Communication connection(s) 1250 refers to the hardware/software employed to connect the network interface 1248 to the bus 1218. While communication connection 1250 is shown for illustrative clarity inside computer 1212, it can also be external to computer 1212. The hardware/software necessary for connection to the network interface 1248 includes, for exemplary purposes only, internal and external technologies such as, modems including regular telephone grade modems, cable modems, power modems and DSL modems, ISDN adapters, and Ethernet cards or components.

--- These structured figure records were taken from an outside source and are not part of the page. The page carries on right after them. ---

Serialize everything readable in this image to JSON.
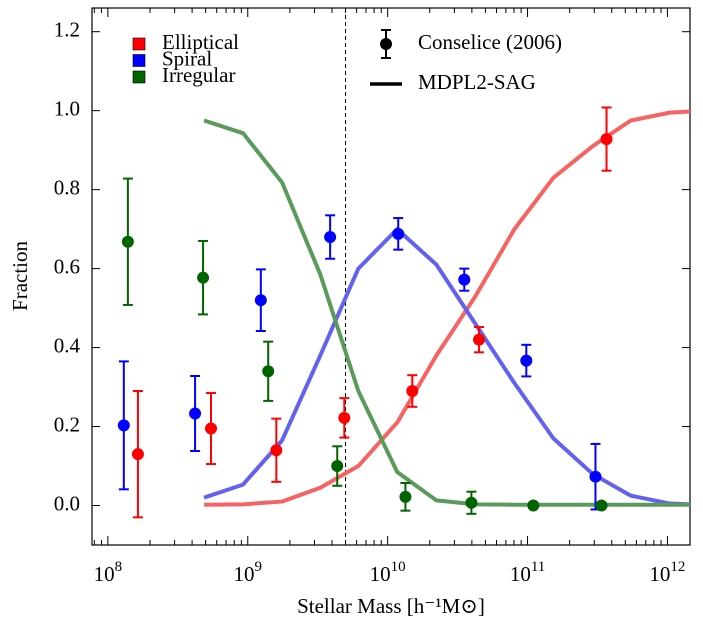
{
  "chart_data": {
    "type": "scatter",
    "x_label": "Stellar Mass [h⁻¹M⊙]",
    "y_label": "Fraction",
    "log_x": true,
    "xlim": [
      77000000.0,
      1450000000000.0
    ],
    "ylim": [
      -0.1,
      1.26
    ],
    "xticks": [
      {
        "value": 100000000.0,
        "label": "10^8"
      },
      {
        "value": 1000000000.0,
        "label": "10^9"
      },
      {
        "value": 10000000000.0,
        "label": "10^10"
      },
      {
        "value": 100000000000.0,
        "label": "10^11"
      },
      {
        "value": 1000000000000.0,
        "label": "10^12"
      }
    ],
    "yticks": [
      {
        "value": 0,
        "label": "0.0"
      },
      {
        "value": 0.2,
        "label": "0.2"
      },
      {
        "value": 0.4,
        "label": "0.4"
      },
      {
        "value": 0.6,
        "label": "0.6"
      },
      {
        "value": 0.8,
        "label": "0.8"
      },
      {
        "value": 1,
        "label": "1.0"
      },
      {
        "value": 1.2,
        "label": "1.2"
      }
    ],
    "vline": 5000000000.0,
    "points_legend": "Conselice (2006)",
    "lines_legend": "MDPL2-SAG",
    "line_x": [
      487000000.0,
      925000000.0,
      1760000000.0,
      3300000000.0,
      6170000000.0,
      11700000000.0,
      22300000000.0,
      42400000000.0,
      80600000000.0,
      153000000000.0,
      292000000000.0,
      546000000000.0,
      1040000000000.0,
      1450000000000.0
    ],
    "series": [
      {
        "name": "Elliptical",
        "color": "#ff0000",
        "line_color": "#f56363",
        "x": [
          164000000.0,
          546000000.0,
          1600000000.0,
          4900000000.0,
          15000000000.0,
          45000000000.0,
          367000000000.0
        ],
        "values": [
          0.13,
          0.195,
          0.14,
          0.222,
          0.29,
          0.42,
          0.928
        ],
        "errors": [
          0.16,
          0.09,
          0.08,
          0.05,
          0.04,
          0.032,
          0.08
        ],
        "line_values": [
          0.002,
          0.003,
          0.01,
          0.045,
          0.1,
          0.21,
          0.38,
          0.53,
          0.7,
          0.83,
          0.91,
          0.975,
          0.995,
          0.998
        ]
      },
      {
        "name": "Spiral",
        "color": "#0000ff",
        "line_color": "#6262ee",
        "x": [
          130000000.0,
          420000000.0,
          1240000000.0,
          3880000000.0,
          11900000000.0,
          35300000000.0,
          98000000000.0,
          306000000000.0
        ],
        "values": [
          0.203,
          0.233,
          0.52,
          0.68,
          0.688,
          0.572,
          0.367,
          0.073
        ],
        "errors": [
          0.162,
          0.095,
          0.078,
          0.055,
          0.04,
          0.028,
          0.04,
          0.083
        ],
        "line_values": [
          0.02,
          0.053,
          0.165,
          0.38,
          0.6,
          0.7,
          0.61,
          0.46,
          0.31,
          0.17,
          0.08,
          0.025,
          0.005,
          0.003
        ]
      },
      {
        "name": "Irregular",
        "color": "#006400",
        "line_color": "#5a9a5a",
        "x": [
          139000000.0,
          479000000.0,
          1400000000.0,
          4360000000.0,
          13400000000.0,
          39700000000.0,
          110000000000.0,
          338000000000.0
        ],
        "values": [
          0.668,
          0.577,
          0.34,
          0.1,
          0.022,
          0.007,
          0.0,
          0.0
        ],
        "errors": [
          0.16,
          0.093,
          0.075,
          0.05,
          0.035,
          0.028,
          null,
          null
        ],
        "line_values": [
          0.975,
          0.943,
          0.818,
          0.585,
          0.29,
          0.085,
          0.013,
          0.003,
          0.002,
          0.002,
          0.002,
          0.002,
          0.002,
          0.002
        ]
      }
    ]
  }
}
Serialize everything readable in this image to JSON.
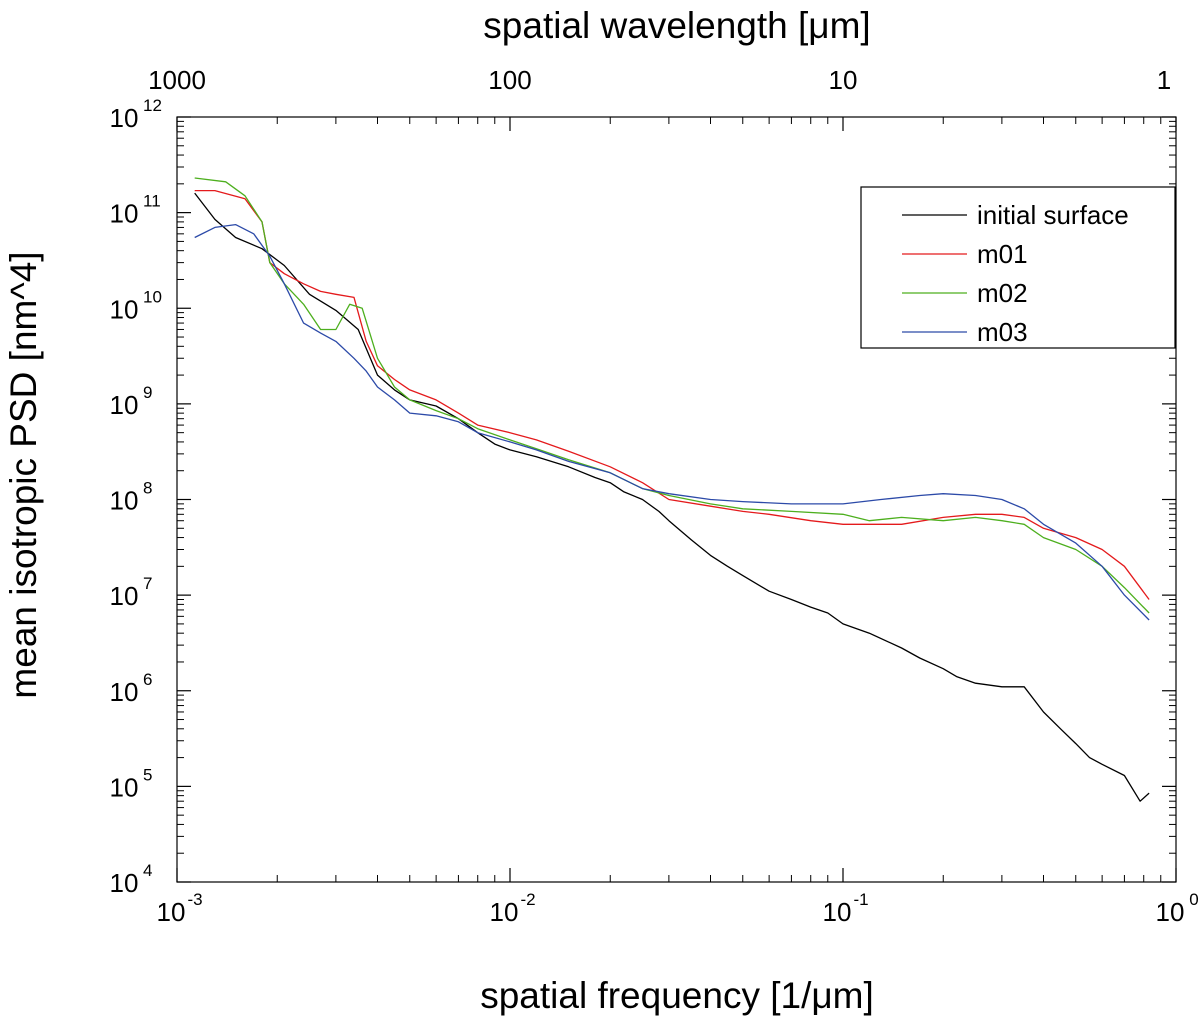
{
  "chart_data": {
    "type": "line",
    "xscale": "log",
    "yscale": "log",
    "xlabel": "spatial frequency [1/μm]",
    "ylabel": "mean isotropic PSD [nm^4]",
    "top_xlabel": "spatial wavelength [μm]",
    "xlim": [
      0.001,
      1
    ],
    "ylim": [
      10000,
      1000000000000
    ],
    "x_ticks": [
      {
        "value": 0.001,
        "base": "10",
        "exp": "-3"
      },
      {
        "value": 0.01,
        "base": "10",
        "exp": "-2"
      },
      {
        "value": 0.1,
        "base": "10",
        "exp": "-1"
      },
      {
        "value": 1,
        "base": "10",
        "exp": "0"
      }
    ],
    "y_ticks": [
      {
        "value": 10000,
        "base": "10",
        "exp": "4"
      },
      {
        "value": 100000,
        "base": "10",
        "exp": "5"
      },
      {
        "value": 1000000,
        "base": "10",
        "exp": "6"
      },
      {
        "value": 10000000,
        "base": "10",
        "exp": "7"
      },
      {
        "value": 100000000,
        "base": "10",
        "exp": "8"
      },
      {
        "value": 1000000000,
        "base": "10",
        "exp": "9"
      },
      {
        "value": 10000000000,
        "base": "10",
        "exp": "10"
      },
      {
        "value": 100000000000,
        "base": "10",
        "exp": "11"
      },
      {
        "value": 1000000000000,
        "base": "10",
        "exp": "12"
      }
    ],
    "top_ticks": [
      {
        "value": 0.001,
        "label": "1000"
      },
      {
        "value": 0.01,
        "label": "100"
      },
      {
        "value": 0.1,
        "label": "10"
      },
      {
        "value": 1,
        "label": "1"
      }
    ],
    "legend_position": "top-right",
    "series": [
      {
        "name": "initial surface",
        "color": "#000000",
        "x": [
          0.00113,
          0.0013,
          0.0015,
          0.0018,
          0.0021,
          0.0025,
          0.003,
          0.0035,
          0.004,
          0.0045,
          0.005,
          0.006,
          0.007,
          0.008,
          0.009,
          0.01,
          0.012,
          0.015,
          0.018,
          0.02,
          0.022,
          0.025,
          0.028,
          0.03,
          0.035,
          0.04,
          0.045,
          0.05,
          0.06,
          0.07,
          0.08,
          0.09,
          0.1,
          0.12,
          0.15,
          0.17,
          0.2,
          0.22,
          0.25,
          0.3,
          0.35,
          0.4,
          0.45,
          0.5,
          0.55,
          0.6,
          0.7,
          0.78,
          0.83
        ],
        "values": [
          160000000000,
          85000000000,
          55000000000,
          42000000000,
          28000000000,
          14000000000,
          9500000000,
          6000000000,
          2000000000,
          1400000000,
          1100000000,
          950000000,
          700000000,
          500000000,
          380000000,
          330000000,
          280000000,
          220000000,
          170000000,
          150000000,
          120000000,
          100000000,
          75000000,
          60000000,
          38000000,
          26000000,
          20000000,
          16000000,
          11000000,
          9000000,
          7500000,
          6500000,
          5000000,
          4000000,
          2800000,
          2200000,
          1700000,
          1400000,
          1200000,
          1100000,
          1100000,
          600000,
          400000,
          280000,
          200000,
          170000,
          130000,
          70000,
          85000
        ]
      },
      {
        "name": "m01",
        "color": "#e41a1c",
        "x": [
          0.00113,
          0.0013,
          0.0016,
          0.0018,
          0.0019,
          0.0021,
          0.0024,
          0.0027,
          0.003,
          0.0034,
          0.0037,
          0.004,
          0.0045,
          0.005,
          0.006,
          0.007,
          0.008,
          0.01,
          0.012,
          0.015,
          0.02,
          0.025,
          0.03,
          0.04,
          0.05,
          0.06,
          0.08,
          0.1,
          0.12,
          0.15,
          0.2,
          0.25,
          0.3,
          0.35,
          0.4,
          0.5,
          0.6,
          0.7,
          0.83
        ],
        "values": [
          170000000000,
          170000000000,
          140000000000,
          80000000000,
          30000000000,
          23000000000,
          18000000000,
          15000000000,
          14000000000,
          13000000000,
          4500000000,
          2500000000,
          1800000000,
          1400000000,
          1100000000,
          800000000,
          600000000,
          500000000,
          420000000,
          320000000,
          220000000,
          150000000,
          100000000,
          85000000,
          75000000,
          70000000,
          60000000,
          55000000,
          55000000,
          55000000,
          65000000,
          70000000,
          70000000,
          65000000,
          50000000,
          40000000,
          30000000,
          20000000,
          9000000
        ]
      },
      {
        "name": "m02",
        "color": "#4daf1e",
        "x": [
          0.00113,
          0.0014,
          0.0016,
          0.0018,
          0.0019,
          0.0021,
          0.0024,
          0.0027,
          0.003,
          0.0033,
          0.0036,
          0.004,
          0.0045,
          0.005,
          0.006,
          0.007,
          0.008,
          0.01,
          0.012,
          0.015,
          0.02,
          0.025,
          0.03,
          0.04,
          0.05,
          0.07,
          0.1,
          0.12,
          0.15,
          0.2,
          0.25,
          0.3,
          0.35,
          0.4,
          0.5,
          0.6,
          0.7,
          0.83
        ],
        "values": [
          230000000000,
          210000000000,
          150000000000,
          80000000000,
          30000000000,
          18000000000,
          11000000000,
          6000000000,
          6000000000,
          11000000000,
          10000000000,
          3000000000,
          1500000000,
          1100000000,
          850000000,
          700000000,
          550000000,
          420000000,
          340000000,
          260000000,
          190000000,
          130000000,
          110000000,
          90000000,
          80000000,
          75000000,
          70000000,
          60000000,
          65000000,
          60000000,
          65000000,
          60000000,
          55000000,
          40000000,
          30000000,
          20000000,
          12000000,
          6500000
        ]
      },
      {
        "name": "m03",
        "color": "#2c4aa8",
        "x": [
          0.00113,
          0.0013,
          0.0015,
          0.0017,
          0.0019,
          0.0021,
          0.0024,
          0.0027,
          0.003,
          0.0034,
          0.0037,
          0.004,
          0.0045,
          0.005,
          0.006,
          0.007,
          0.008,
          0.01,
          0.012,
          0.015,
          0.02,
          0.025,
          0.03,
          0.04,
          0.05,
          0.07,
          0.1,
          0.13,
          0.17,
          0.2,
          0.25,
          0.3,
          0.35,
          0.4,
          0.5,
          0.6,
          0.7,
          0.83
        ],
        "values": [
          55000000000,
          70000000000,
          75000000000,
          60000000000,
          35000000000,
          18000000000,
          7000000000,
          5500000000,
          4500000000,
          3000000000,
          2200000000,
          1500000000,
          1100000000,
          800000000,
          750000000,
          650000000,
          500000000,
          400000000,
          330000000,
          250000000,
          190000000,
          130000000,
          115000000,
          100000000,
          95000000,
          90000000,
          90000000,
          100000000,
          110000000,
          115000000,
          110000000,
          100000000,
          80000000,
          55000000,
          35000000,
          20000000,
          10000000,
          5500000
        ]
      }
    ]
  }
}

The system 1300 includes a communication framework 1350 that can be employed to facilitate communications between the client(s) 1310 and the server(s) 1330. The client(s) 1310 are operatively connected to one or more client data store(s) 1360 that can be employed to store information local to the client(s) 1310. Similarly, the server(s) 1130 are operatively connected to one or more server data store(s) 1340 that can be employed to store information local to the servers 1330.
What has been described above includes examples of aspects of the claimed subject matter. It is, of course, not possible to describe every conceivable combination of components or methodologies for purposes of describing the claimed subject matter, but one of ordinary skill in the art may recognize that many further combinations and permutations of the disclosed subject matter are possible. Accordingly, the disclosed subject matter is intended to embrace all such alterations, modifications and variations that fall within the spirit and scope of the appended claims. Furthermore, to the extent that the terms “includes,” “has” or “having” or variations thereof are used in either the detailed description or the claims, such terms are intended to be inclusive in a manner similar to the term “comprising” as “comprising” is interpreted when employed as a transitional word in a claim.